Les campagnes de sensibilisation anti-viol sont-elles efficaces ? Y en a-t-il assez ?
Je pense que tous les efforts peuvent aider. Il y a toutefois beaucoup de débats sur les raisons d’origine d’agressions sexuelles. Certains pensent que c’est surtout l’ignorance et un manque de conscience sur l’importance du consentement. D’autres pensent que la majorité des agressions sexuelles sont perpétrées par quelques prédateurs en série. En vérité, personne n’a la formule magique pour prévenir les agressions sexuelles. Je pense toutefois qu’il est important qu’on essaye différentes tactiques et on ne doit pas diaboliser les prédateurs. Il faut comprendre que la violence n’est pas uniquement un problème individuel, mais bien un large problème sociétal.
Devrait-on en parler davantage dans les milieux académiques ?
Oui ! Je pense qu’il est important de créer des espaces pour parler du harcèlement sexuel, de l’abus et de la violence à tous les niveaux éducationnels. Mais en même temps, je ne veux pas que toutes les discussions sexuelles se concentrent uniquement sur la violence et sur la prévention de celle-ci. Des discussions sur la sexualité positive, sur le droit au plaisir, surtout pour ceux à qui on a appris qu’ils n’avaient pas droit au plaisir, seraient également importantes. Je pense qu’on devrait passer plus de temps à parler de plaisir, et créer les conditions pour le plaisir sexuel, enthousiasmer le consentement et l’exploration (pour ceux qui désirent le faire).
La pornographie favorise-t-elle la culture du viol ?
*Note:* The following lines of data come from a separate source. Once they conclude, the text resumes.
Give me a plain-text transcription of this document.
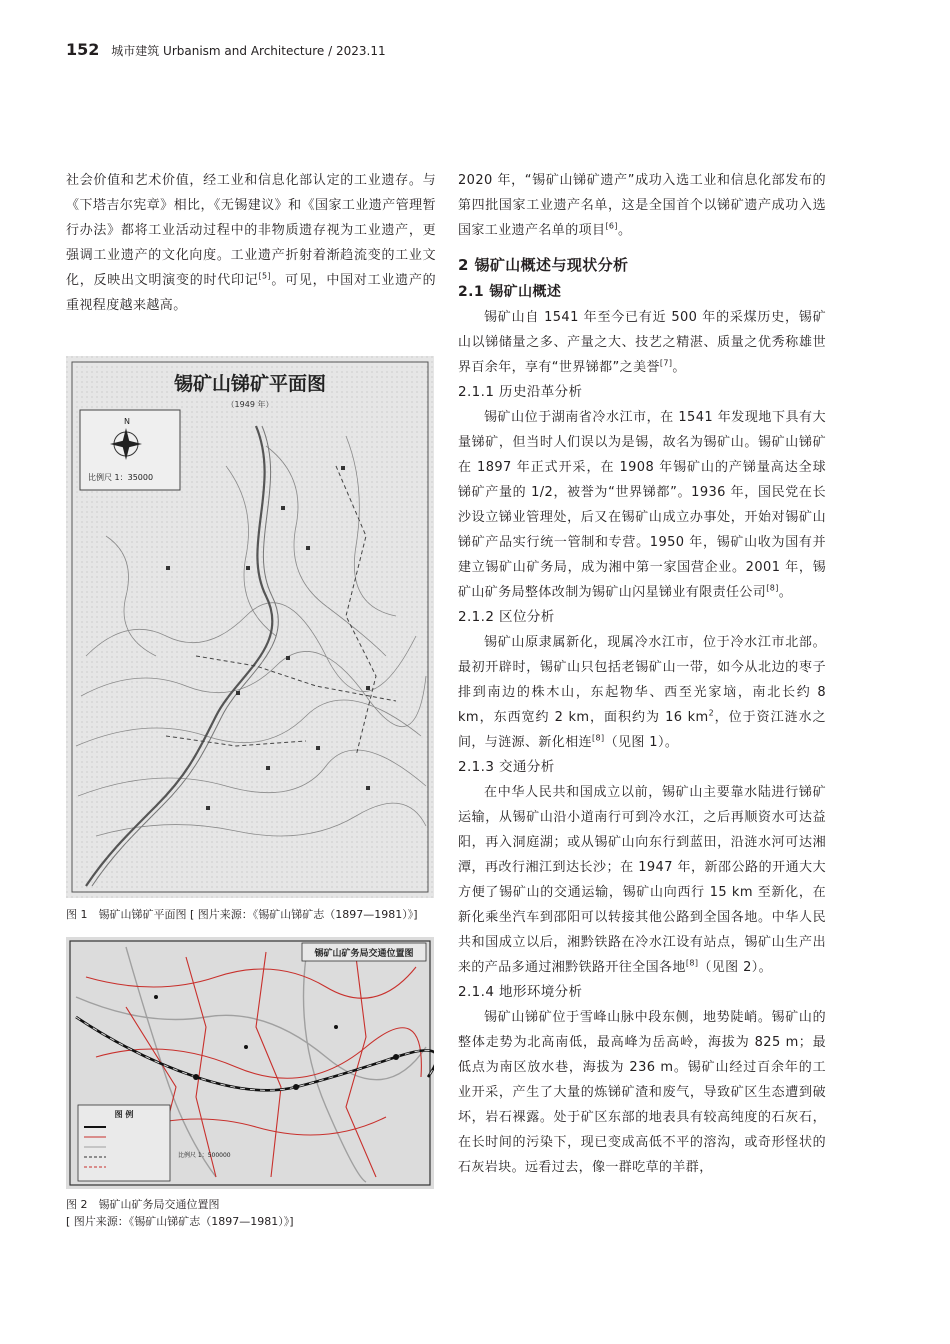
152 城市建筑 Urbanism and Architecture / 2023.11

社会价值和艺术价值，经工业和信息化部认定的工业遗存。与《下塔吉尔宪章》相比，《无锡建议》和《国家工业遗产管理暂行办法》都将工业活动过程中的非物质遗存视为工业遗产，更强调工业遗产的文化向度。工业遗产折射着渐趋流变的工业文化，反映出文明演变的时代印记[5]。可见，中国对工业遗产的重视程度越来越高。

锡矿山锑矿平面图
（1949 年）
N
比例尺 1：35000
图 1　锡矿山锑矿平面图 [ 图片来源：《锡矿山锑矿志（1897—1981）》]
锡矿山矿务局交通位置图
图 例
比例尺 1：500000
图 2　锡矿山矿务局交通位置图
[ 图片来源：《锡矿山锑矿志（1897—1981）》]

2020 年，“锡矿山锑矿遗产”成功入选工业和信息化部发布的第四批国家工业遗产名单，这是全国首个以锑矿遗产成功入选国家工业遗产名单的项目[6]。

2 锡矿山概述与现状分析

2.1 锡矿山概述

锡矿山自 1541 年至今已有近 500 年的采煤历史，锡矿山以锑储量之多、产量之大、技艺之精湛、质量之优秀称雄世界百余年，享有“世界锑都”之美誉[7]。

2.1.1 历史沿革分析

锡矿山位于湖南省冷水江市，在 1541 年发现地下具有大量锑矿，但当时人们误以为是锡，故名为锡矿山。锡矿山锑矿在 1897 年正式开采，在 1908 年锡矿山的产锑量高达全球锑矿产量的 1/2，被誉为“世界锑都”。1936 年，国民党在长沙设立锑业管理处，后又在锡矿山成立办事处，开始对锡矿山锑矿产品实行统一管制和专营。1950 年，锡矿山收为国有并建立锡矿山矿务局，成为湘中第一家国营企业。2001 年，锡矿山矿务局整体改制为锡矿山闪星锑业有限责任公司[8]。

2.1.2 区位分析

锡矿山原隶属新化，现属冷水江市，位于冷水江市北部。最初开辟时，锡矿山只包括老锡矿山一带，如今从北边的枣子排到南边的株木山，东起物华、西至光家垴，南北长约 8 km，东西宽约 2 km，面积约为 16 $km^2$，位于资江涟水之间，与涟源、新化相连[8]（见图 1）。

2.1.3 交通分析

在中华人民共和国成立以前，锡矿山主要靠水陆进行锑矿运输，从锡矿山沿小道南行可到冷水江，之后再顺资水可达益阳，再入洞庭湖；或从锡矿山向东行到蓝田，沿涟水河可达湘潭，再改行湘江到达长沙；在 1947 年，新邵公路的开通大大方便了锡矿山的交通运输，锡矿山向西行 15 km 至新化，在新化乘坐汽车到邵阳可以转接其他公路到全国各地。中华人民共和国成立以后，湘黔铁路在冷水江设有站点，锡矿山生产出来的产品多通过湘黔铁路开往全国各地[8]（见图 2）。

2.1.4 地形环境分析

锡矿山锑矿位于雪峰山脉中段东侧，地势陡峭。锡矿山的整体走势为北高南低，最高峰为岳高岭，海拔为 825 m；最低点为南区放水巷，海拔为 236 m。锡矿山经过百余年的工业开采，产生了大量的炼锑矿渣和废气，导致矿区生态遭到破坏，岩石裸露。处于矿区东部的地表具有较高纯度的石灰石，在长时间的污染下，现已变成高低不平的溶沟，或奇形怪状的石灰岩块。远看过去，像一群吃草的羊群，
Il y a quelques études qui montrent que la consommation de la pornographie a des effets négatifs à court terme sur les attitudes envers les femmes. Selon mes recherches, il n’y a pas d’études qui supportent la présence d’effets négatifs sur le long terme. La pornographie est une cible facile, et c’est bien aussi sexiste que toute autre forme de média traditionnelle. Mais je ne dirais pas que la pornographie est pire. Elle peut avoir des effets bénéfiques comme pour les minorités sexuelles qui ont accès à de la pornographie qui affirme leurs désirs. Il y a de la pornographie queer, de la pornographie féministe et de la pornographie basée sur les femmes également. Si on veut adresser les incidents de violence sexuelle, je pense que c’est mieux de se concentrer sur ses prédateurs, sur ce qui les a motivés, et comment on pourrait les réhabiliter.
La culture du viol est-elle implicitement présente dans les films et séries ?
Je pense que c’est compliqué. Quelques personnes diront que la série télévisée Game of Thrones supporte la culture du viol. D’autres diront que c’est la série TV la plus féministe parce qu’elle a de forts personnages féminins et montre les femmes non seulement lutter contre la violence sexuelle, mais souvent même, vaincre leurs prédateurs. Les films peuvent aussi être la place pour de la fantaisie. Par exemple, l’histoire 50 Shades of Grey montre un scénario qui ne serait pas sain ni positif dans la vraie vie, mais de nombreuses femmes ont trouvé le film et les livres très appréciables. Ceci ne veut pas dire qu’elles veulent ce genre d’homme comme copain ou mari, mais plutôt que c’est une réalité alternative agréable, qu’elles peuvent se livrer au niveau de la fantaisie.
Le féminisme a-t-il son rôle à jouer, et de façon plus cohésive, l’humanisme ?
Le féminisme a un important rôle à jouer pour continuer d’analyser le sexisme et le fait de blâmer la victime, dans la loi et dans la société. On ne veut pas dire que les coupables d’agressions sexuelles sont des monstres. C’est important de réaliser qu’on est tous formés, du moins en partie, par nos normes sociétales. L’éducation, la réhabilitation et la réintégration des prédateurs doivent donc aussi être des objectifs féministes, tout comme le fait de supporter les victimes et s’assurer d’avoir les ressources nécessaires pour un procès juste et légal, pour celles qui le souhaitent.